Pub Date: June 25th, 2024
ISBN: 9780063205956
Publisher: Morrow/HarperCollins

A cartoonist and writer reflects on intergenerational trauma and its relationship to modern colonial violence.

Family stories about heroic escapes during the Holocaust mesmerized Brager almost as much as those about their great-grandfather Erich, mythologized as the man who beat Joseph Goebbels in a boxing match. However, as Brager shows, those stories—along with the unarticulated events that led to the formation of their transgender identity—also haunted the author. Unable to speak directly about the trauma surrounding their transition, Brager wrote about family Holocaust stories instead, which graduate school history professors rejected as too personal.
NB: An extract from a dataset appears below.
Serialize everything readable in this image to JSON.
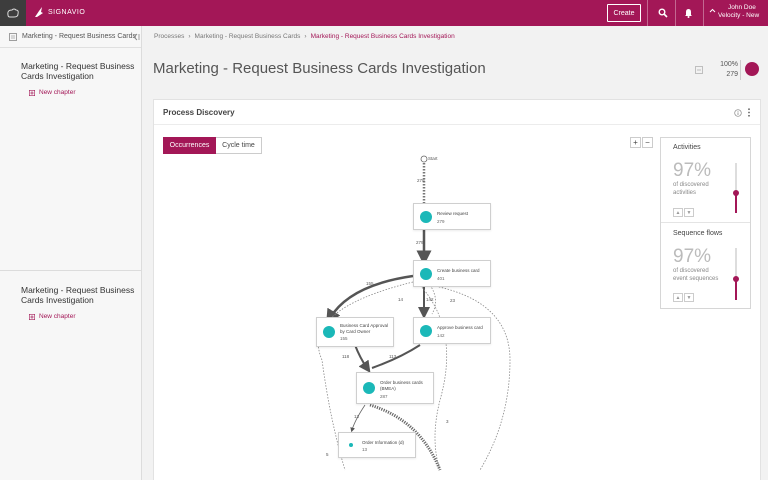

In this debut, the author uses their formidable skills as an artist to transform that research journey into a unique comic book–style narrative that interweaves tales of their inherited past with their own imperfect recollections. Grounding the narrative in work by psychiatrists, historians, and Holocaust survivors like Primo Levi, Brager achieves not only critical distance from their own work, but also the ability to see how other legacies of oppression subtly intersected both the Holocaust and their own life. In considering a gold bracelet inherited from their mother, for example, Brager was able to visualize their connections to the original owner, their great-grandmother, Ilse, and the bracelet’s giver, Erich, and link a historical artifact to a real event—in this case, Ilse’s escape from Germany. Brager shows readers how the bracelet, made in French colonial Morocco, functions as evidence of the subtle, unquestioned ways that colonial violence could embed itself in the histories of other oppressed people. As the author probes the many ways in which cultures intersect, they challenge readers to make deeper, more complex connections among self, family, and the many histories in which the self necessarily—but sometimes unknowingly—participates.

An intense, brilliantly conceived graphic memoir announcing the arrival of a new talent to watch.